Most of the time I do a pretty good job of appearing confident; I put on a convincing veneer of self-assurance but, for as long as I can remember, I’ve felt that I am not quite good enough. According to my own unachievable standards, I’m not successful enough, not talented enough, not pretty enough, not thin enough – the list of my self-perceived inadequacies could go on forever. It’s only now I’m well in my 30s that I am finally realising that I am not only enough, but how life is much easier when one operates from a set point of decent self-esteem. Feeling ok in myself is something I have to work on everyday. If there is an upside to having bipolar, it might be that it forces me to be cognisant, see a therapist and practice good self-care. I don’t always succeed at these things but I know that if I don’t at least try, my mental wellbeing will deteriorate. As a consequence, I am encouraged to examine and challenge the beliefs I have about myself.
I know I am not alone in this and many of us feel inferior. Some of this can probably be attributed to compare and despair, an emotional state brought about by social media – a few seconds of scrolling will generate images of people living apparently happier, more successful lives than you. However, there’s always been pressure to keep up with the Jones’ and anyone can fall short of society’s expectations. Part of this is the lack of appreciation for the less obvious achievements things in life. For example, I often feel self-conscious about my body and I focus on what I look like in comparison to other women while forgetting the amazing things my body can do. It gave me a son and recovered quickly after an emergency caesarian. My body allows me work out hard and fast, releasing endorphins and supporting my mental health. My brain lets me down all the time but my body has always been strong, steadfast and healthy. Even after all I put it through during my eating disorders and various addictive behaviours, it survived and bounced back every time. The fact that my legs are not long and slender like a super model’s does not matter; they are strong and muscular and take me wherever I want to go. I’ve only recently come to understand what a privilege it is to be able-bodied. I am grateful for my body, it may not fit in with what society deems to be perfection, but according to a healthier, more forgiving value system, it is good enough.
We are taught to strive for excellence and to be exceptional, but this can lead one down a dark and perilous path. I am never satisfied when I finish a work project; I pick it apart and obsess over all the ways it could have been better. I am always trying to achieve more and while there’s nothing wrong with ambition, I often forget to celebrate the small victories. I continually feel like a failure and that I am not working hard enough, but the truth is that I will never achieve enough to calm those thoughts unless I improve my self-esteem. I hope to process these feelings so I don’t pass them on to my son. A good work ethic is always useful, but I don’t want him to ever fall over and break his arm and get straight back up and carry on working because he’s too frightened to stop. This happened to me at London fashion week a few years ago; I slipped on wet marble and cracked my elbow, then I attended four shows, three meetings and even found time to recorded a voice-over before I went to hospital. If I had been taking adequate care of myself, I would have canceled my work commitments and gone straight to A+E instead of careering around central London in agony, convinced working through the pain was necessary to prove my worth.

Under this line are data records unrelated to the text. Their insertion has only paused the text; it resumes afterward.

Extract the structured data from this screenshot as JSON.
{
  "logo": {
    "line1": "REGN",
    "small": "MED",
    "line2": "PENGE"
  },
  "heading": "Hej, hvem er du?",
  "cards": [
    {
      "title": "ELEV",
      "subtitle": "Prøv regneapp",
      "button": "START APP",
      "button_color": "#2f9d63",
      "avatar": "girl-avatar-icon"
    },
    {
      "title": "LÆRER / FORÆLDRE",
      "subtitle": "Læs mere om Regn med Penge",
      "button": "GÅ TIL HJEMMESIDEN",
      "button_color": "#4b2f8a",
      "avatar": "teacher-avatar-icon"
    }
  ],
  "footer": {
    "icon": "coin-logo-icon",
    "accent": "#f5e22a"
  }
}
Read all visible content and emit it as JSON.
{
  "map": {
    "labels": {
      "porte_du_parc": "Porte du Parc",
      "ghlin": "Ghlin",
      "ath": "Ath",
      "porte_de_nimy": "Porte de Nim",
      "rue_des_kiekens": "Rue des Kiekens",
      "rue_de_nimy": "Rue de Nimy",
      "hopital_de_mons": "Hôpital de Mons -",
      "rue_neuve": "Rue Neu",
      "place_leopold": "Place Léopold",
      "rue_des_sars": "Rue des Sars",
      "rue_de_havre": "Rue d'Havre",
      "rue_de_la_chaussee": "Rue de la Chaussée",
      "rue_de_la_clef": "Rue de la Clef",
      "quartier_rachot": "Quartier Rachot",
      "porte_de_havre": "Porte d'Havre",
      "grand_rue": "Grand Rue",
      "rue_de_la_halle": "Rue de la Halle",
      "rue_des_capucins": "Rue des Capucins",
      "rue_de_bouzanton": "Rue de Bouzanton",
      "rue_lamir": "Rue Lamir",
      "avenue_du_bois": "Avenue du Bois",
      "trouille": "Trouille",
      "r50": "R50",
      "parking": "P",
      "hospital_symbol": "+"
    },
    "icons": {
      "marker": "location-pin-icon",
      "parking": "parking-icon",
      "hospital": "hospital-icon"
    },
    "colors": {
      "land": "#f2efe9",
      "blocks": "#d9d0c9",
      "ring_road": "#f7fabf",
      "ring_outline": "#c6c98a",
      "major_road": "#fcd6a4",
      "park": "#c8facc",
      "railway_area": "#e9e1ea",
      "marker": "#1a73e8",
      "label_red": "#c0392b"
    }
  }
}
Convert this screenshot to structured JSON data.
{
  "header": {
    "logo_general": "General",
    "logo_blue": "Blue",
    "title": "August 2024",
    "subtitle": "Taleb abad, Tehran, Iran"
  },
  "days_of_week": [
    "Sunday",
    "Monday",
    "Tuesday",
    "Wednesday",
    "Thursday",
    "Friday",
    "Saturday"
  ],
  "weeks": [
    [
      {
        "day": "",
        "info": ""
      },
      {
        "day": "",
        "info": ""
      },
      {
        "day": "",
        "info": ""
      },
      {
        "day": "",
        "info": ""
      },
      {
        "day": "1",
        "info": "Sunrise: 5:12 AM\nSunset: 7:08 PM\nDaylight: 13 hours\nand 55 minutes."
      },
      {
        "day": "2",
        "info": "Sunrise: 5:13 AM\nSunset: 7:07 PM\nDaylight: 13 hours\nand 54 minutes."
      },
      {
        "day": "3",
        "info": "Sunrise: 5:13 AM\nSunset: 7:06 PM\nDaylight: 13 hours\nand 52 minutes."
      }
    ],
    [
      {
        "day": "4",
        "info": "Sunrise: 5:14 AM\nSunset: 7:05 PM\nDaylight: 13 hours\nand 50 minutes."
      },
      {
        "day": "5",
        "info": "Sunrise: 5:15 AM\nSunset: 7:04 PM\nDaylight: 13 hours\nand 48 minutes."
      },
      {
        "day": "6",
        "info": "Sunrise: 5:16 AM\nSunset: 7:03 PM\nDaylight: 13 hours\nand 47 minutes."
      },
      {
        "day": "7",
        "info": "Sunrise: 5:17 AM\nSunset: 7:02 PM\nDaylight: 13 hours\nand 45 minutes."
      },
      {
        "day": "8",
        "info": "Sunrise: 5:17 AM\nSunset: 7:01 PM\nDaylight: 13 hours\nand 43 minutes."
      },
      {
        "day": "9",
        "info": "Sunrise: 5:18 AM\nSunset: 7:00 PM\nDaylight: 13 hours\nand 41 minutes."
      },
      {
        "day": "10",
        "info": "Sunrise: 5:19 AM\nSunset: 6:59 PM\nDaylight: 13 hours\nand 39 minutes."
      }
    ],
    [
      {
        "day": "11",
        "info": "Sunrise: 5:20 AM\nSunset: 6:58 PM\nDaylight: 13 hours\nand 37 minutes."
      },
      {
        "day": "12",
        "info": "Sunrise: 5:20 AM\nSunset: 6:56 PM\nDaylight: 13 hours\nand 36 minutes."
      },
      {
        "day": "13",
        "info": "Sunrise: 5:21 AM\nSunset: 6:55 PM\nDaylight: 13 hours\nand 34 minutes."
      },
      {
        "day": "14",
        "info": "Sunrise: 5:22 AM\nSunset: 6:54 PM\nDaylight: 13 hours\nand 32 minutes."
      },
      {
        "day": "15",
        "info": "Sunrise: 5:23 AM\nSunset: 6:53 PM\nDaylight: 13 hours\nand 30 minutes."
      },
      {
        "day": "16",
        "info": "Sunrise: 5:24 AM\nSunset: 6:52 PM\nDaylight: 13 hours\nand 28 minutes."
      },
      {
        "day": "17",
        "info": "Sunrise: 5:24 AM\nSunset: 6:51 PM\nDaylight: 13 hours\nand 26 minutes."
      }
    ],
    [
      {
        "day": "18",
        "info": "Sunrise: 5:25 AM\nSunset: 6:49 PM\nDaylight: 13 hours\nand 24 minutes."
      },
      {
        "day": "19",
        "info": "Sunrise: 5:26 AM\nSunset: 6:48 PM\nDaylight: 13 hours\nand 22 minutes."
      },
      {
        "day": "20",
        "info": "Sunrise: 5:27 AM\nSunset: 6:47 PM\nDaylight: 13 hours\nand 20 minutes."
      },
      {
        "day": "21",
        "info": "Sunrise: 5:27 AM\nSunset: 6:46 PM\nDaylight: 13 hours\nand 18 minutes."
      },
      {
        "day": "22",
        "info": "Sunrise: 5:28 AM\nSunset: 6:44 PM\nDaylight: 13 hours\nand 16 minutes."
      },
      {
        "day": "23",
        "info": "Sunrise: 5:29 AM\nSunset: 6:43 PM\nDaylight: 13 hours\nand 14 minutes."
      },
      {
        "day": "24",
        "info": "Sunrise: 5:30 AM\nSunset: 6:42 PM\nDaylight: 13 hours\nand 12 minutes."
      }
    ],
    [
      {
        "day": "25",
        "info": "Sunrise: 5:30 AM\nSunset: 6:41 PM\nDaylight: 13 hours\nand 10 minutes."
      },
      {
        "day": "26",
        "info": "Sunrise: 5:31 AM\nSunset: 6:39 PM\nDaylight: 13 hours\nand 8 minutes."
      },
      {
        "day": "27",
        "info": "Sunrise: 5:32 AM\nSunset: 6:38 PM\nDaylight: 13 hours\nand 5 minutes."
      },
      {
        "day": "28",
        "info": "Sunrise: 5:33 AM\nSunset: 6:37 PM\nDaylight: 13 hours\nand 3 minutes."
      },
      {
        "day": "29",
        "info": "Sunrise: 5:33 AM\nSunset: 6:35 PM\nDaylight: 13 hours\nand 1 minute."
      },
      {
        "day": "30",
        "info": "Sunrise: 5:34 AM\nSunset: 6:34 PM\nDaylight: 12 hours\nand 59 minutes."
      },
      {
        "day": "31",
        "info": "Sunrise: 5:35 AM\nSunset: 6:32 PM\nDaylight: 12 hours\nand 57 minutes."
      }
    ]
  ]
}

I am moving towards feeling good enough; my professional efforts may not always be as successful as I would like (or to everyone’s taste) but that is ok. It’s can be difficult to hold on to this when my depression pays a visit; insidious and slimy, seeping into my self-worth and hissing in my ear that everything I touch turns to shit. I know this voice is lying and I have to doggedly stick to my self-care routine until it goes away. I think the key to feeling good enough is to give yourself a break. If your self-esteem has taken a nose dive, stay off social media for a few days and, when you return, delete anyone who makes you feel rubbish about yourself. Remind yourself that you don’t actually need to be exceptional to live a good life; being a decent person, showing love to those you care about and helping others is what is actually valuable. If you do achieve something outstanding, it will be worthless unless you feel ok in your skin. Relying on external validation is always fickle and precarious; you never know what lurks around the corner and everything you’ve accomplished can come crashing down at a moment’s notice. Think of a new born baby, no one expects it to run a successful business or have a thigh gap. We are all born with inherent value, deserving of love and care. The outside world that teaches us that our value is conditional, but if we can find a way to return to our centre, to our most essential self, we can heal and be reminded that we are, and always were, good enough.